Is there any wonder, then, that nobody seems to be listening to the president’s anti-corruption sermon?  The corruption that Museveni has supervised and helped entrench in his 35 years in power has so severely eroded the country’s soul that many children know it and practice it. Many elders know it and depend on it. Some judges sell justice for dollars. Many real and pretentious religious leaders take advantage of it. 

 

This last group of corrupt men and women, operating under titles of prophets, apostles and pastors, don expensive threads, hold Holy Bibles aloft and, with fake American accents, use Jesus Christ’s name to defraud their gullible congregations of their savings.  Museveni, who sees through the charade, loves this pseudo-Christian industry.
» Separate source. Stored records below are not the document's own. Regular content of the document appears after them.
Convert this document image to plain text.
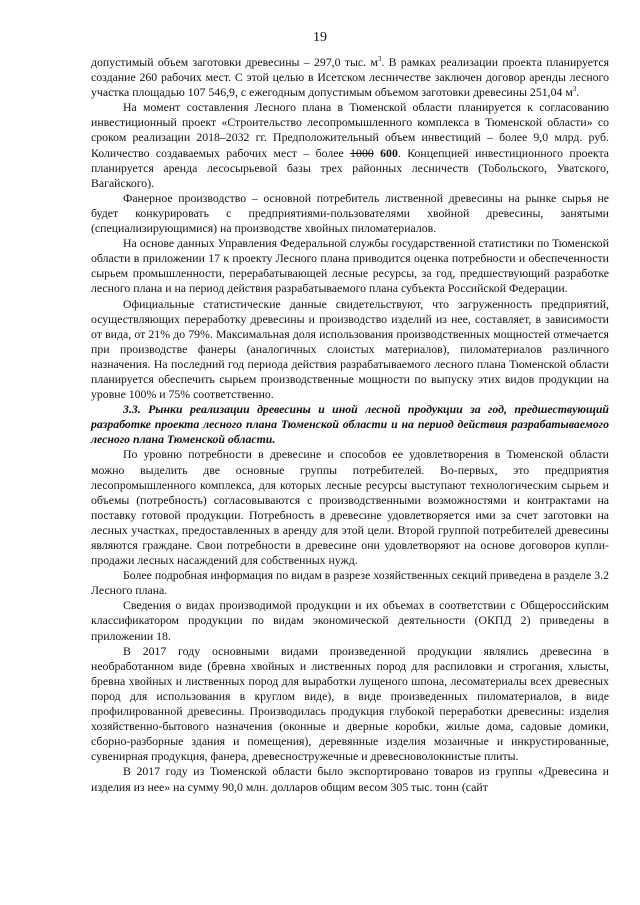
19

допустимый объем заготовки древесины – 297,0 тыс. $м^3$. В рамках реализации проекта планируется создание 260 рабочих мест. С этой целью в Исетском лесничестве заключен договор аренды лесного участка площадью 107 546,9, с ежегодным допустимым объемом заготовки древесины 251,04 $м^3$.

На момент составления Лесного плана в Тюменской области планируется к согласованию инвестиционный проект «Строительство лесопромышленного комплекса в Тюменской области» со сроком реализации 2018–2032 гг. Предположительный объем инвестиций – более 9,0 млрд. руб. Количество создаваемых рабочих мест – более 1000 600. Концепцией инвестиционного проекта планируется аренда лесосырьевой базы трех районных лесничеств (Тобольского, Уватского, Вагайского).

Фанерное производство – основной потребитель лиственной древесины на рынке сырья не будет конкурировать с предприятиями-пользователями хвойной древесины, занятыми (специализирующимися) на производстве хвойных пиломатериалов.

На основе данных Управления Федеральной службы государственной статистики по Тюменской области в приложении 17 к проекту Лесного плана приводится оценка потребности и обеспеченности сырьем промышленности, перерабатывающей лесные ресурсы, за год, предшествующий разработке лесного плана и на период действия разрабатываемого плана субъекта Российской Федерации.

Официальные статистические данные свидетельствуют, что загруженность предприятий, осуществляющих переработку древесины и производство изделий из нее, составляет, в зависимости от вида, от 21% до 79%. Максимальная доля использования производственных мощностей отмечается при производстве фанеры (аналогичных слоистых материалов), пиломатериалов различного назначения. На последний год периода действия разрабатываемого лесного плана Тюменской области планируется обеспечить сырьем производственные мощности по выпуску этих видов продукции на уровне 100% и 75% соответственно.

3.3. Рынки реализации древесины и иной лесной продукции за год, предшествующий разработке проекта лесного плана Тюменской области и на период действия разрабатываемого лесного плана Тюменской области.

По уровню потребности в древесине и способов ее удовлетворения в Тюменской области можно выделить две основные группы потребителей. Во-первых, это предприятия лесопромышленного комплекса, для которых лесные ресурсы выступают технологическим сырьем и объемы (потребность) согласовываются с производственными возможностями и контрактами на поставку готовой продукции. Потребность в древесине удовлетворяется ими за счет заготовки на лесных участках, предоставленных в аренду для этой цели. Второй группой потребителей древесины являются граждане. Свои потребности в древесине они удовлетворяют на основе договоров купли-продажи лесных насаждений для собственных нужд.

Более подробная информация по видам в разрезе хозяйственных секций приведена в разделе 3.2 Лесного плана.

Сведения о видах производимой продукции и их объемах в соответствии с Общероссийским классификатором продукции по видам экономической деятельности (ОКПД 2) приведены в приложении 18.

В 2017 году основными видами произведенной продукции являлись древесина в необработанном виде (бревна хвойных и лиственных пород для распиловки и строгания, хлысты, бревна хвойных и лиственных пород для выработки лущеного шпона, лесоматериалы всех древесных пород для использования в круглом виде), в виде произведенных пиломатериалов, в виде профилированной древесины. Производилась продукция глубокой переработки древесины: изделия хозяйственно-бытового назначения (оконные и дверные коробки, жилые дома, садовые домики, сборно-разборные здания и помещения), деревянные изделия мозаичные и инкрустированные, сувенирная продукция, фанера, древесностружечные и древесноволокнистые плиты.

В 2017 году из Тюменской области было экспортировано товаров из группы «Древесина и изделия из нее» на сумму 90,0 млн. долларов общим весом 305 тыс. тонн (сайт
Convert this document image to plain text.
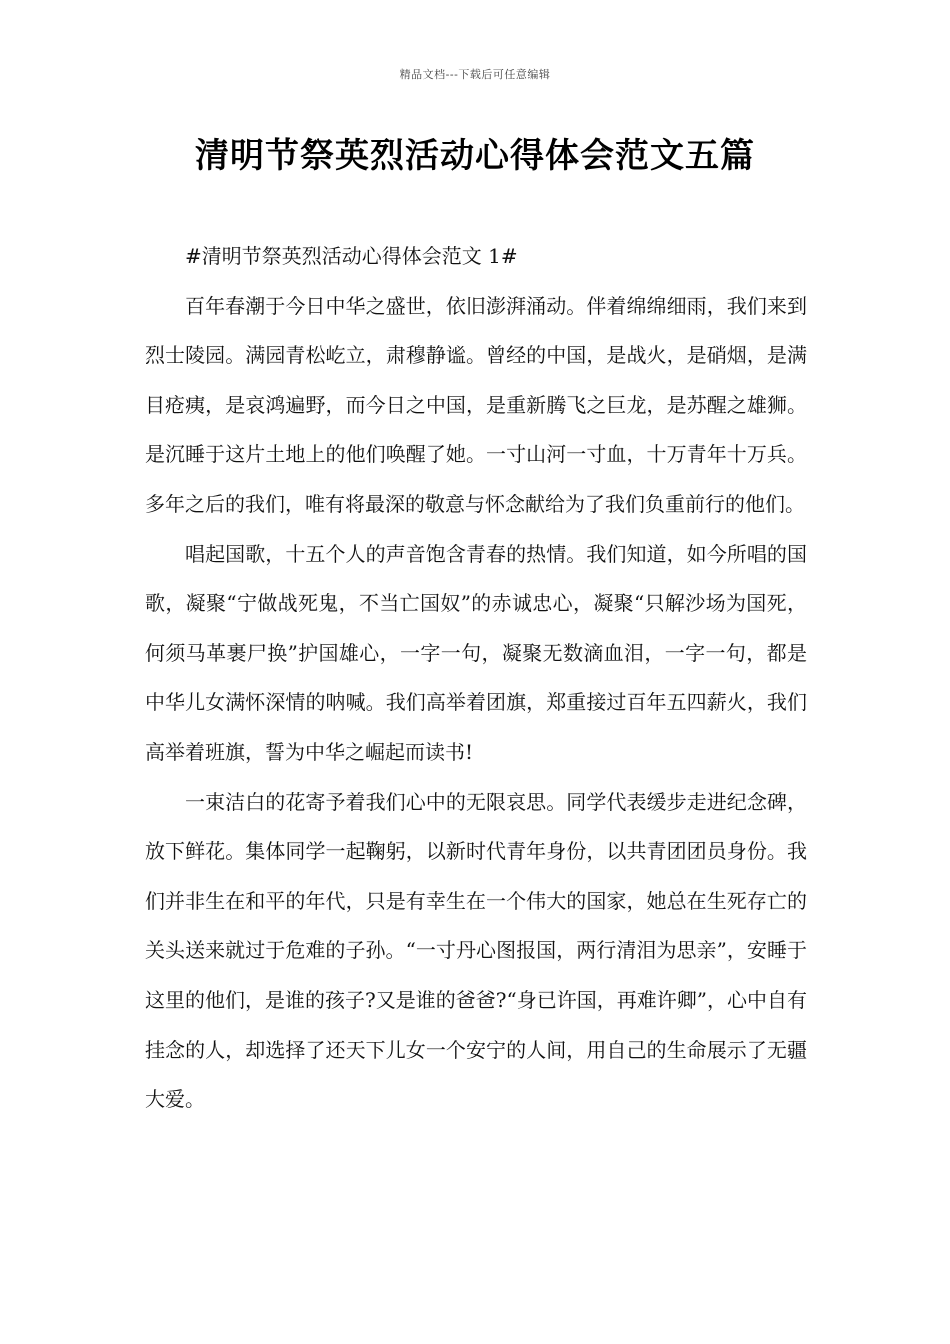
精品文档---下载后可任意编辑
清明节祭英烈活动心得体会范文五篇

#清明节祭英烈活动心得体会范文 1#

百年春潮于今日中华之盛世，依旧澎湃涌动。伴着绵绵细雨，我们来到烈士陵园。满园青松屹立，肃穆静谧。曾经的中国，是战火，是硝烟，是满目疮痍，是哀鸿遍野，而今日之中国，是重新腾飞之巨龙，是苏醒之雄狮。是沉睡于这片土地上的他们唤醒了她。一寸山河一寸血，十万青年十万兵。多年之后的我们，唯有将最深的敬意与怀念献给为了我们负重前行的他们。

唱起国歌，十五个人的声音饱含青春的热情。我们知道，如今所唱的国歌，凝聚“宁做战死鬼，不当亡国奴”的赤诚忠心，凝聚“只解沙场为国死，何须马革裹尸换”护国雄心，一字一句，凝聚无数滴血泪，一字一句，都是中华儿女满怀深情的呐喊。我们高举着团旗，郑重接过百年五四薪火，我们高举着班旗，誓为中华之崛起而读书!

一束洁白的花寄予着我们心中的无限哀思。同学代表缓步走进纪念碑，放下鲜花。集体同学一起鞠躬，以新时代青年身份，以共青团团员身份。我们并非生在和平的年代，只是有幸生在一个伟大的国家，她总在生死存亡的关头送来就过于危难的子孙。“一寸丹心图报国，两行清泪为思亲”，安睡于这里的他们，是谁的孩子?又是谁的爸爸?“身已许国，再难许卿”，心中自有挂念的人，却选择了还天下儿女一个安宁的人间，用自己的生命展示了无疆大爱。
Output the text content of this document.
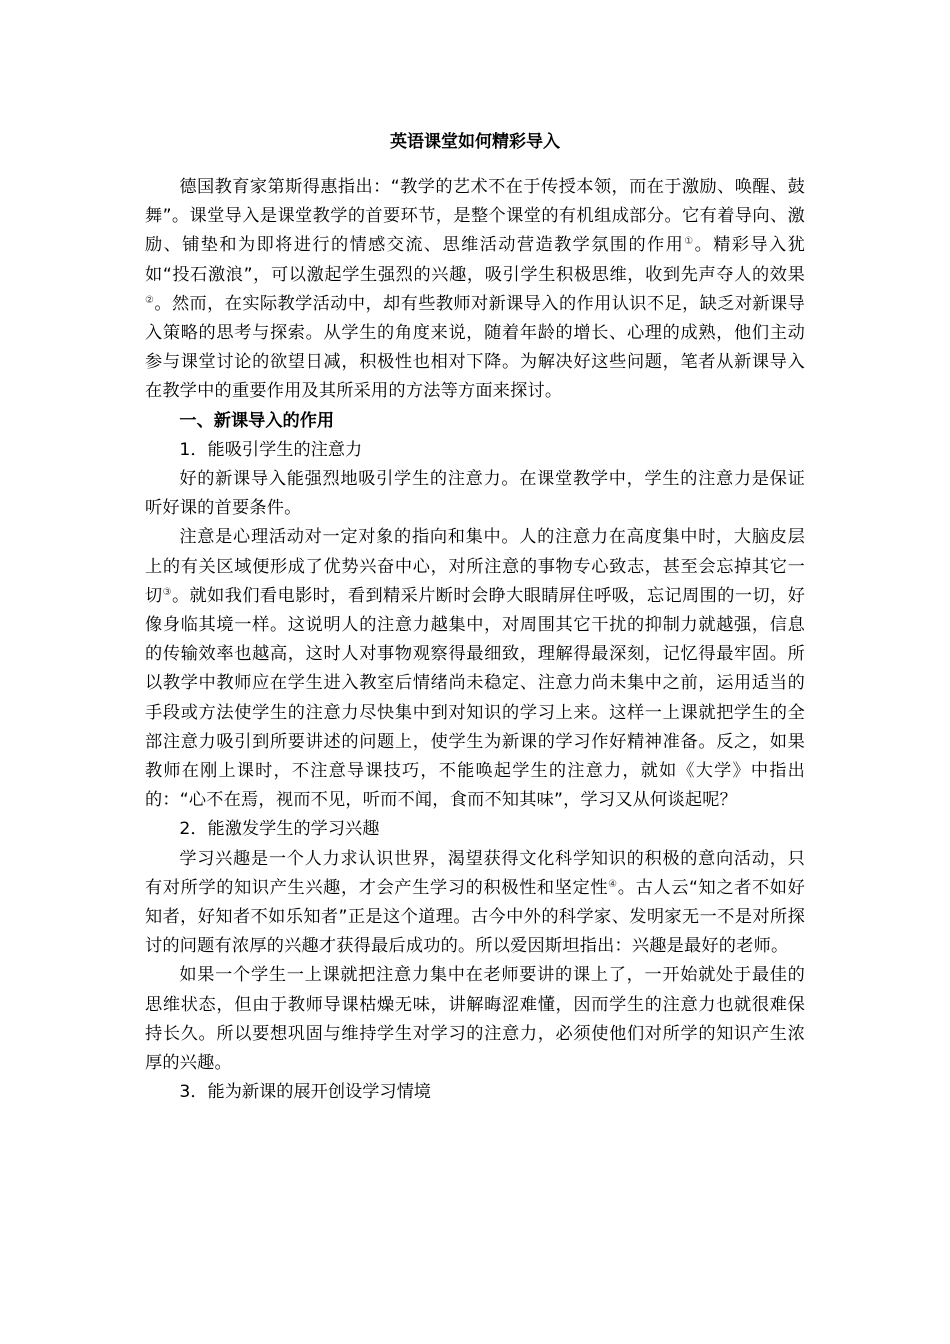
英语课堂如何精彩导入

德国教育家第斯得惠指出：“教学的艺术不在于传授本领，而在于激励、唤醒、鼓舞”。课堂导入是课堂教学的首要环节，是整个课堂的有机组成部分。它有着导向、激励、铺垫和为即将进行的情感交流、思维活动营造教学氛围的作用①。精彩导入犹如“投石激浪”，可以激起学生强烈的兴趣，吸引学生积极思维，收到先声夺人的效果②。然而，在实际教学活动中，却有些教师对新课导入的作用认识不足，缺乏对新课导入策略的思考与探索。从学生的角度来说，随着年龄的增长、心理的成熟，他们主动参与课堂讨论的欲望日减，积极性也相对下降。为解决好这些问题，笔者从新课导入在教学中的重要作用及其所采用的方法等方面来探讨。

一、新课导入的作用

1．能吸引学生的注意力

好的新课导入能强烈地吸引学生的注意力。在课堂教学中，学生的注意力是保证听好课的首要条件。

注意是心理活动对一定对象的指向和集中。人的注意力在高度集中时，大脑皮层上的有关区域便形成了优势兴奋中心，对所注意的事物专心致志，甚至会忘掉其它一切③。就如我们看电影时，看到精采片断时会睁大眼睛屏住呼吸，忘记周围的一切，好像身临其境一样。这说明人的注意力越集中，对周围其它干扰的抑制力就越强，信息的传输效率也越高，这时人对事物观察得最细致，理解得最深刻，记忆得最牢固。所以教学中教师应在学生进入教室后情绪尚未稳定、注意力尚未集中之前，运用适当的手段或方法使学生的注意力尽快集中到对知识的学习上来。这样一上课就把学生的全部注意力吸引到所要讲述的问题上，使学生为新课的学习作好精神准备。反之，如果教师在刚上课时，不注意导课技巧，不能唤起学生的注意力，就如《大学》中指出的：“心不在焉，视而不见，听而不闻，食而不知其味”，学习又从何谈起呢？

2．能激发学生的学习兴趣

学习兴趣是一个人力求认识世界，渴望获得文化科学知识的积极的意向活动，只有对所学的知识产生兴趣，才会产生学习的积极性和坚定性④。古人云“知之者不如好知者，好知者不如乐知者”正是这个道理。古今中外的科学家、发明家无一不是对所探讨的问题有浓厚的兴趣才获得最后成功的。所以爱因斯坦指出：兴趣是最好的老师。

如果一个学生一上课就把注意力集中在老师要讲的课上了，一开始就处于最佳的思维状态，但由于教师导课枯燥无味，讲解晦涩难懂，因而学生的注意力也就很难保持长久。所以要想巩固与维持学生对学习的注意力，必须使他们对所学的知识产生浓厚的兴趣。

3．能为新课的展开创设学习情境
If the charlatans bring in the votes to mask a corrupt pseudo-electoral process, the president has no interest in calling out the blaspheming parasites.  

 

There are survivors, of course. I have interacted and done business with quite a few very honest people. However, the disease is so rampant that one is pleasantly surprised when one encounters these survivors. 

 

There was a time when I would have appealed to the president to quit the singing and act against corruption. Not even I, the near-eternal optimist, still holds on to the hope that Gen. Museveni will ever turn his attention to fighting corruption. He sits astride a regime that is buttressed by force and violence, bribery and commercialised politics masquerading as democracy.

 

The state was captured long ago. Corruption is at the core of the country’s identity. Change remains a very distant dream.